Para aumentar a dificuldade, os raios cósmicos que chovem constantemente na superfície da Terra podem imitar o sinal produzido pelas reações de deutério. “Por esse motivo, estamos em um laboratório subterrâneo onde, graças à cobertura de rocha, podemos nos beneficiar do silêncio cósmico”, disse Francesca Cavanna, que liderou a coleta e análise de dados do LUNA junto com Sandra Zavatarelli.

Durante três anos, os cientistas se revezaram em turnos de uma semana em um laboratório nas profundezas da montanha Gran Sasso, na Itália. “É emocionante porque você realmente sente que está por dentro da ciência”, disse Cavanna.
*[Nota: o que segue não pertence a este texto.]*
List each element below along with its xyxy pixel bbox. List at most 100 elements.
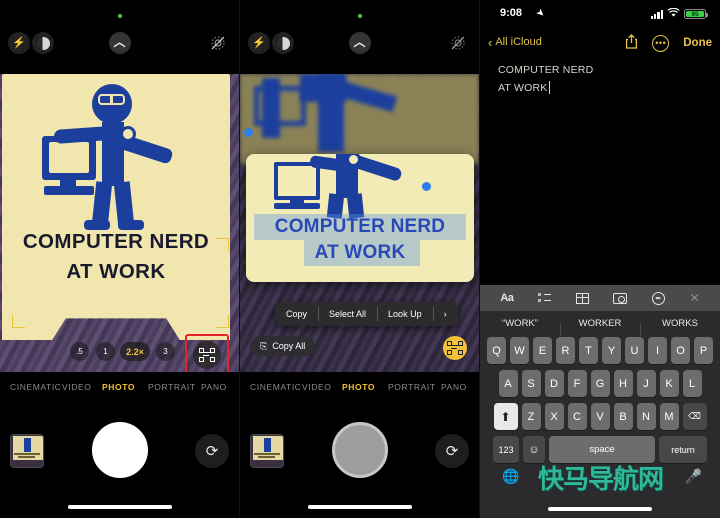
key-n[interactable]: N (636, 403, 656, 430)
context-menu-look-up[interactable]: Look Up (377, 302, 433, 326)
key-t[interactable]: T (579, 337, 598, 364)
key-d[interactable]: D (544, 370, 564, 397)
key-o[interactable]: O (671, 337, 690, 364)
mode-portrait[interactable]: PORTRAIT (388, 382, 436, 392)
key-w[interactable]: W (510, 337, 529, 364)
flip-camera-button[interactable]: ⟳ (435, 434, 469, 468)
camera-viewfinder-blurred[interactable]: COMPUTER NERD AT WORK Copy Select All Lo… (240, 74, 479, 372)
flash-icon[interactable]: ⚡ (248, 32, 270, 54)
camera-viewfinder[interactable]: COMPUTER NERD AT WORK .5 1 2.2× 3 (0, 74, 239, 372)
format-aa-icon[interactable]: Aa (500, 292, 514, 304)
backspace-key[interactable]: ⌫ (682, 403, 707, 430)
key-f[interactable]: F (567, 370, 587, 397)
text-detection-corner (12, 315, 25, 328)
shift-key[interactable]: ⬆ (493, 403, 518, 430)
mode-pano[interactable]: PANO (441, 382, 467, 392)
context-menu-copy[interactable]: Copy (275, 302, 318, 326)
mode-video[interactable]: VIDEO (62, 382, 91, 392)
suggestion-1[interactable]: “WORK” (480, 318, 560, 329)
note-text-area[interactable]: COMPUTER NERD AT WORK (498, 62, 708, 96)
microphone-icon[interactable]: 🎤 (685, 468, 702, 485)
key-i[interactable]: I (648, 337, 667, 364)
key-z[interactable]: Z (521, 403, 541, 430)
done-button[interactable]: Done (683, 37, 712, 49)
live-photo-off-icon[interactable] (207, 32, 229, 54)
last-photo-thumbnail[interactable] (250, 434, 284, 468)
text-caret (549, 81, 551, 94)
three-screenshot-panels: ⚡ ︿ COMPUTER NERD AT WORK .5 1 2.2× 3 CI… (0, 0, 720, 518)
key-j[interactable]: J (636, 370, 656, 397)
key-x[interactable]: X (544, 403, 564, 430)
zoom-chip-selected[interactable]: 2.2× (120, 342, 150, 361)
shutter-button[interactable] (91, 422, 148, 478)
flip-camera-button[interactable]: ⟳ (195, 434, 229, 468)
suggestion-2[interactable]: WORKER (560, 318, 640, 336)
mode-portrait[interactable]: PORTRAIT (148, 382, 196, 392)
key-a[interactable]: A (498, 370, 518, 397)
key-u[interactable]: U (625, 337, 644, 364)
mode-photo[interactable]: PHOTO (342, 382, 375, 392)
live-photo-off-icon[interactable] (447, 32, 469, 54)
mode-cinematic[interactable]: CINEMATIC (250, 382, 302, 392)
key-r[interactable]: R (556, 337, 575, 364)
return-key[interactable]: return (659, 436, 707, 463)
key-b[interactable]: B (613, 403, 633, 430)
mode-cinematic[interactable]: CINEMATIC (10, 382, 62, 392)
keyboard-row-3: ⬆ Z X C V B N M ⌫ (480, 403, 720, 430)
key-m[interactable]: M (659, 403, 679, 430)
zoom-chip-half[interactable]: .5 (70, 342, 89, 361)
more-ellipsis-icon[interactable]: ••• (652, 34, 670, 52)
camera-mode-selector[interactable]: CINEMATIC VIDEO PHOTO PORTRAIT PANO (0, 382, 239, 398)
globe-icon[interactable]: 🌐 (502, 468, 519, 485)
copy-all-button[interactable]: ⎘ Copy All (250, 336, 316, 356)
context-menu-more-chevron[interactable]: › (432, 302, 458, 326)
key-k[interactable]: K (659, 370, 679, 397)
selection-handle-end[interactable] (422, 182, 431, 191)
night-mode-icon[interactable] (272, 32, 294, 54)
suggestion-3[interactable]: WORKS (640, 318, 720, 336)
copy-icon: ⎘ (260, 340, 268, 351)
last-photo-thumbnail[interactable] (10, 434, 44, 468)
camera-icon[interactable] (613, 292, 628, 304)
zoom-chip-1x[interactable]: 1 (96, 342, 115, 361)
live-text-selection-screen: ⚡ ︿ COMPUTER NERD AT WORK Copy Select Al… (240, 0, 480, 518)
copy-all-label: Copy All (272, 341, 306, 351)
home-indicator (307, 505, 412, 509)
flash-icon[interactable]: ⚡ (8, 32, 30, 54)
chevron-up-icon[interactable]: ︿ (108, 32, 131, 54)
mode-photo[interactable]: PHOTO (102, 382, 135, 392)
zoom-chip-3x[interactable]: 3 (156, 342, 175, 361)
cellular-signal-icon (650, 9, 663, 19)
mode-pano[interactable]: PANO (201, 382, 227, 392)
shutter-button[interactable] (331, 422, 388, 478)
chevron-up-icon[interactable]: ︿ (348, 32, 371, 54)
context-menu-select-all[interactable]: Select All (318, 302, 377, 326)
camera-mode-selector[interactable]: CINEMATIC VIDEO PHOTO PORTRAIT PANO (240, 382, 479, 398)
checklist-icon[interactable] (538, 292, 552, 304)
key-e[interactable]: E (533, 337, 552, 364)
key-c[interactable]: C (567, 403, 587, 430)
mode-video[interactable]: VIDEO (302, 382, 331, 392)
key-v[interactable]: V (590, 403, 610, 430)
key-h[interactable]: H (613, 370, 633, 397)
close-icon[interactable]: ✕ (690, 291, 700, 305)
live-text-active-button[interactable] (443, 336, 467, 360)
night-mode-icon[interactable] (32, 32, 54, 54)
key-y[interactable]: Y (602, 337, 621, 364)
selected-text-line2[interactable]: AT WORK (246, 242, 474, 264)
location-arrow-icon: ➤ (533, 6, 547, 21)
key-q[interactable]: Q (487, 337, 506, 364)
back-to-all-icloud-button[interactable]: ‹ All iCloud (488, 36, 542, 49)
status-bar: 9:08 ➤ 95 (480, 0, 720, 26)
markup-pen-icon[interactable]: ✒ (651, 291, 665, 305)
key-l[interactable]: L (682, 370, 702, 397)
key-p[interactable]: P (694, 337, 713, 364)
table-icon[interactable] (575, 292, 589, 304)
selected-text-line1[interactable]: COMPUTER NERD (246, 216, 474, 238)
key-s[interactable]: S (521, 370, 541, 397)
share-icon[interactable] (625, 33, 638, 52)
text-context-menu[interactable]: Copy Select All Look Up › (275, 302, 458, 326)
selection-handle-start[interactable] (244, 128, 253, 137)
key-g[interactable]: G (590, 370, 610, 397)
numbers-key[interactable]: 123 (493, 436, 519, 463)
Conforme eles gradualmente coletavam dados, a pressão da comunidade física mais ampla aumentava. “Havia muita expectativa; a expectativa era muita”, disse Marialuisa Aliotta, integrante da equipe.

Acontece que a medição recém-publicada da equipe pode ser uma decepção para cosmologistas que procuram rachaduras em seu modelo de como o universo funciona.

Pequenos passos

A taxa medida – que diz a rapidez com que o deutério tende a se fundir com um próton para formar hélio-3 em toda a faixa de temperaturas encontrada na época da nucleossíntese primordial – pousou entre a previsão teórica de 2016 e a medição de 1997. Mais importante, quando os físicos alimentam essa taxa nas equações da nucleossíntese do Big Bang, eles prevêem uma densidade da matéria primordial e uma taxa de expansão cósmica que se aproximam das observações da radiação cósmica de fundo 380.000 anos depois.

“Essencialmente, isso nos diz que o modelo padrão da cosmologia está, até agora, muito certo”, disse Aliotta.

Isso por si só reduz a lacuna em que os modelos do cosmos da próxima geração devem se encaixar. Especialistas dizem que algumas teorias da matéria escura podem até ser descartadas pelos resultados.

Isso é menos emocionante do que a evidência em favor de novos ingredientes ou efeitos cósmicos exóticos. Mas, nesta era de astronomia de precisão, disse Aliotta, os cientistas procedem “dando pequenos passos”. Fields concordou: “Estamos constantemente tentando fazer melhor no lado da previsão, do lado da medição e do lado da observação.”

No horizonte está a próxima geração de medições cósmicas de fundo em microondas. Enquanto isso, com o comportamento do deutério agora melhor compreendido, as incertezas em outras reações nucleares primordiais e abundâncias elementares se tornam mais prementes.

Uma antiga “mosca na pomada de nucleossíntese do Big Bang”, de acordo com Fields, é que a densidade da matéria calculada a partir do deutério e da radiação cósmica de fundo em micro-ondas prevê que deveria haver três vezes mais lítio no universo do que realmente observamos.

“Ainda há muitas incógnitas”, disse Aliotta. “E o que o futuro trará será muito interessante.”